August 13, 2013 | Updated: May 22, 2015
The data warehouse business has been great for at least a decade as almost every sizable company has been finding itself awash in data that it could not bring itself to part with, and was willing to pay a lot to have it stored, organized, and analyzed. But in an era of open tools – such as Hadoop - plus a push to lower costs by using commodity hardware, has the clock started to tick down on closed data warehouses?
Data warehouses are fairly simple. They are built to accommodate a business’s data, often its structured data, although with a little tweaking unstructured data can be stored in them too.
Everything is usually kept inside a relational database and - as always with relational databases - the upside is speed of processing and the downsides are some inflexibility about kinds of data that can be handled along with heavy demands for costly hardware to run the SQL databases.

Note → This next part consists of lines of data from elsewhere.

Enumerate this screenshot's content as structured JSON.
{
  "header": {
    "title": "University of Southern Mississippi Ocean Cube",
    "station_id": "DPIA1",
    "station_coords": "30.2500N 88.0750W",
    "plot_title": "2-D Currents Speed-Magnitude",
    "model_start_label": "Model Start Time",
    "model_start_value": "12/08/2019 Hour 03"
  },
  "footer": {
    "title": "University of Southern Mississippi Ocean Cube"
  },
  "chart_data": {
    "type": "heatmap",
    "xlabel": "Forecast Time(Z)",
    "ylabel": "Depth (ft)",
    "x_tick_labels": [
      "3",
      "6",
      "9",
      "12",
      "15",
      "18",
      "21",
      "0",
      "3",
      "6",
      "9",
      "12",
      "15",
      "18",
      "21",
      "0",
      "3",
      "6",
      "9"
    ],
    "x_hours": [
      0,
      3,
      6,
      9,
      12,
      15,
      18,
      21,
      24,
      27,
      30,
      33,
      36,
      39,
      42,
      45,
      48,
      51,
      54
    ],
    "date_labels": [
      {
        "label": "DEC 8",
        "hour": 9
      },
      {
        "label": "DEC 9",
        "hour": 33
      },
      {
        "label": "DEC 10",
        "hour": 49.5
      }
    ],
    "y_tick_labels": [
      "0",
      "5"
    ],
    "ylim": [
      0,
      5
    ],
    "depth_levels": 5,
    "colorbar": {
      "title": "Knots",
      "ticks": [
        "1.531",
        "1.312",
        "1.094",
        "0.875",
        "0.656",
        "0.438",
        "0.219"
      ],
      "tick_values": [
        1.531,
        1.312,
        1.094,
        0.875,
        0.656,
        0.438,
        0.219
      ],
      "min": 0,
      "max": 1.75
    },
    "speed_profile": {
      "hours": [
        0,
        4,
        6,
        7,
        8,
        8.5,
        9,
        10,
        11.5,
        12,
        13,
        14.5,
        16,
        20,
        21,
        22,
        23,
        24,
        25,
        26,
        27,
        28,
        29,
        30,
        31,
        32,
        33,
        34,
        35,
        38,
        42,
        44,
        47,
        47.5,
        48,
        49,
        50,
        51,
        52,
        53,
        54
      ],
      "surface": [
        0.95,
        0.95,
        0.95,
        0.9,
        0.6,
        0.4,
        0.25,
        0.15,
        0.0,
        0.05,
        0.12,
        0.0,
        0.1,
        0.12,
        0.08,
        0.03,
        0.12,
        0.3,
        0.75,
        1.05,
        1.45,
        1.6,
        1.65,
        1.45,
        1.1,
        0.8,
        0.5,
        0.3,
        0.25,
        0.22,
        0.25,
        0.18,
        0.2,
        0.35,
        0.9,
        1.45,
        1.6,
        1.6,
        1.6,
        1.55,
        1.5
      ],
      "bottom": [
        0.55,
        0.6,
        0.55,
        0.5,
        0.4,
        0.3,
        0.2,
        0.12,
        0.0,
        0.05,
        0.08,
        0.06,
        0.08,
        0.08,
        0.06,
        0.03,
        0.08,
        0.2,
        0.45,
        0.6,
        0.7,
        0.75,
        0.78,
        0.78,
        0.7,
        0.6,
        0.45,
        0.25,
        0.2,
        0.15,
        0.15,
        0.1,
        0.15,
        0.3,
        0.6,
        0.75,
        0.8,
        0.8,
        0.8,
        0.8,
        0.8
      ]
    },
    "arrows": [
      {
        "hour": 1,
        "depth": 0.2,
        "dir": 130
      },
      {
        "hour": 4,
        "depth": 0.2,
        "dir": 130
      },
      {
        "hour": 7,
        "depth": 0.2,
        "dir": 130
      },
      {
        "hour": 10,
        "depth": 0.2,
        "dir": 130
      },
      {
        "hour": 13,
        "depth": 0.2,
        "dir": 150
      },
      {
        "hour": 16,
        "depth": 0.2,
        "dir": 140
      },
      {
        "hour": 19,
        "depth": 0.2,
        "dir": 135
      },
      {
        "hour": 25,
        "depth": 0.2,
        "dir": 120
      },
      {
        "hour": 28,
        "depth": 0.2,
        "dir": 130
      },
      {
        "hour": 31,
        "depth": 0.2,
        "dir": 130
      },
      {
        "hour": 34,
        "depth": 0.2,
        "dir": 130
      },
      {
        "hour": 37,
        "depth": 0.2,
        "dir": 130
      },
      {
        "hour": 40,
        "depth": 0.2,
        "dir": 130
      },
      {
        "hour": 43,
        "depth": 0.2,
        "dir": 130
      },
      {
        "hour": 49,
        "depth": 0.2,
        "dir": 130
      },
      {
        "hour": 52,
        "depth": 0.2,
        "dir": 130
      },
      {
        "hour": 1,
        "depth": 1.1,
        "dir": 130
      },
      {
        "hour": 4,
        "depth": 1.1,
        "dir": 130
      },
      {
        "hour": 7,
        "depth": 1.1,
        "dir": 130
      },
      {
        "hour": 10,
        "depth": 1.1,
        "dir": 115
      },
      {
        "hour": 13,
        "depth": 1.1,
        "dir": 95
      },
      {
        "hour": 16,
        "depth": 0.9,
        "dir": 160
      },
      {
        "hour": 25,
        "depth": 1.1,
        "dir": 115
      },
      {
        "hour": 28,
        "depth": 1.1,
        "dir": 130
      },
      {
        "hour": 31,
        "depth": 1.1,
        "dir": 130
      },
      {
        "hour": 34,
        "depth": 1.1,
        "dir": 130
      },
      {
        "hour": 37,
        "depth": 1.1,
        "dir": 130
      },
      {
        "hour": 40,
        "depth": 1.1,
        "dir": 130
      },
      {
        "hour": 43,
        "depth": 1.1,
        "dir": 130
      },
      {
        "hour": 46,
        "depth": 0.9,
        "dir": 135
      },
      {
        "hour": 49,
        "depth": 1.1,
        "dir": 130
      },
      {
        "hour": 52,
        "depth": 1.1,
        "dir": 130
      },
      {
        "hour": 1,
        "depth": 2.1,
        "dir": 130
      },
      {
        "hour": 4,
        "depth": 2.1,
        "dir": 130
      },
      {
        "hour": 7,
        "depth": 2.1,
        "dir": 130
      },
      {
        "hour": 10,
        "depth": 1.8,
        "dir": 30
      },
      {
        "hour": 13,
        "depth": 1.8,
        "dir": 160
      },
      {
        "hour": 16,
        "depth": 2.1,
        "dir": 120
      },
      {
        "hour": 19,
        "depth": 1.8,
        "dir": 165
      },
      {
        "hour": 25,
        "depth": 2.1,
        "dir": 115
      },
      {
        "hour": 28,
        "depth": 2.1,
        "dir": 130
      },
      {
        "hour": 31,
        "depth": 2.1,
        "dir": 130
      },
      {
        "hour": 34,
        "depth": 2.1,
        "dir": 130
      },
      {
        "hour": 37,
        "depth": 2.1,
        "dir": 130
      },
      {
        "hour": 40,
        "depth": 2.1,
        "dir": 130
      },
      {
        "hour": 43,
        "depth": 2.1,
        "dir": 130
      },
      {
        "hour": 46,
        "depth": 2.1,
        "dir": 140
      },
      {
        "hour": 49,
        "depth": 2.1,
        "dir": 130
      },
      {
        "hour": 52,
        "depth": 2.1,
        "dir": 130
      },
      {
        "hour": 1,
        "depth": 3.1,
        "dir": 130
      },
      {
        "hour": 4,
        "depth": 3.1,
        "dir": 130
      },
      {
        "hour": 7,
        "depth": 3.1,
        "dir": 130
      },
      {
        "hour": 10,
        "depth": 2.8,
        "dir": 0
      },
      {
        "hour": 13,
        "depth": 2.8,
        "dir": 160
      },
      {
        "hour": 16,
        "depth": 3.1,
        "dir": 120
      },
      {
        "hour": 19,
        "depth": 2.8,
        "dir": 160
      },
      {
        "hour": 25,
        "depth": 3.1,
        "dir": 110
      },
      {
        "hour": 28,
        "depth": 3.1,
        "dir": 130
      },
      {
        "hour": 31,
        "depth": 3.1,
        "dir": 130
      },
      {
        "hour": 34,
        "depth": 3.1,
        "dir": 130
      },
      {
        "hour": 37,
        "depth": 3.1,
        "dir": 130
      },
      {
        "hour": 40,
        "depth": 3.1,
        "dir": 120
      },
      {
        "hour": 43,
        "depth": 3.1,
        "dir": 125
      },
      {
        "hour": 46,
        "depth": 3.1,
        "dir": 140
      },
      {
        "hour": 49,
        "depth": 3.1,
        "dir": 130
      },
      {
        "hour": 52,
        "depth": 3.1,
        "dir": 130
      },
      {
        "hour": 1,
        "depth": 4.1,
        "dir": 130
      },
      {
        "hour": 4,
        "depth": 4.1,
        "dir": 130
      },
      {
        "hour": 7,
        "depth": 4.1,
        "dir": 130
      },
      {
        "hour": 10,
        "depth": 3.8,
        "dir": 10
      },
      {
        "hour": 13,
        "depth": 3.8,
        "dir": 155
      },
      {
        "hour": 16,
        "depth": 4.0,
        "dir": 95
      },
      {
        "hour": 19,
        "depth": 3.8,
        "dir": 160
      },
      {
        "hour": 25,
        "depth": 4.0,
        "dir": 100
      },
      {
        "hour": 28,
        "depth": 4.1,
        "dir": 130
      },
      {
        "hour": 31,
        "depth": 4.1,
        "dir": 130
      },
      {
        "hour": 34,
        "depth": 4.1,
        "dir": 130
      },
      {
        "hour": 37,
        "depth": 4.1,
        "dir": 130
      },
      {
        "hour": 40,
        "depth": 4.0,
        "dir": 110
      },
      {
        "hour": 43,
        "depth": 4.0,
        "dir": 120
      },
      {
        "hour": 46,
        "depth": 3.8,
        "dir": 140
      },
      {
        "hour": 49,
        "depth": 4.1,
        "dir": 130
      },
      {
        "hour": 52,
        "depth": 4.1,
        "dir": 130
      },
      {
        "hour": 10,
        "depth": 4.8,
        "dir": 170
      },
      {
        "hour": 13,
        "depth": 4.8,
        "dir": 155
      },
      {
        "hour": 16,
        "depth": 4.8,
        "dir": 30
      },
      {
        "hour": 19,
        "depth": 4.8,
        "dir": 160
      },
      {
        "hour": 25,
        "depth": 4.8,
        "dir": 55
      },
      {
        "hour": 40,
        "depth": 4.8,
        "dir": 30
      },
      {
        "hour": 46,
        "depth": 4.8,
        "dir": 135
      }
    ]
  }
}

But as businesses look to cut costs, particularly with open source, and as commodity servers in the cloud become a new standard for running IT operations, this basic structure is beginning to be questioned.
Over the long term, private warehouses will continue to thrive, but they likely will make themselves open to manipulation by open tools such as Hadoop and NoSQL databases. It’s increasingly said that enterprise needs a new data fabric that accommodates the growing diversity of data types. Hybrid kinds of arrangements - where relational databases blend in with NoSQL databases - will likely emerge as solutions, at least in the short term.
But the other reality is that ours is an era of humongous data - really, really big data - and inevitably that will break many, perhaps not all, data warehouses as presently conceived. What’s keenly needed is big and fast data and the latter of course is not always easy to achieve with Hadoop, but there’s a stampede of plug-ins and tweaks designed to coax Hadoop into realtime, fast processing.
MongoDB of course already has announced integration with Hadoop that allows MongoDB data sets also to be manipulated by Hadoop and a plus is that data set size - for all practical purpose - ceases to be much of an issue. However big the data, bring it on.
The key of course is that - in their essences - Hadoop and MongoDB are fundamentally very different. MongoDB was written for data storage, not processing, and also data retrieval, while Hadoop was written to process data, particularly massive data sets. But those differences are why they can work together.
Processing can be done in Hadoop, then sent for storage in MongoDB, building on the strengths of each. And that is exactly the kind of strengths needed in a world where the new normal is really big data.
Ask yourself this, do you envision data warehousing needs diminishing, holding the same, or growing?
If the last, get to know Hadoop because it will become a part of your life. At least you will hope it does.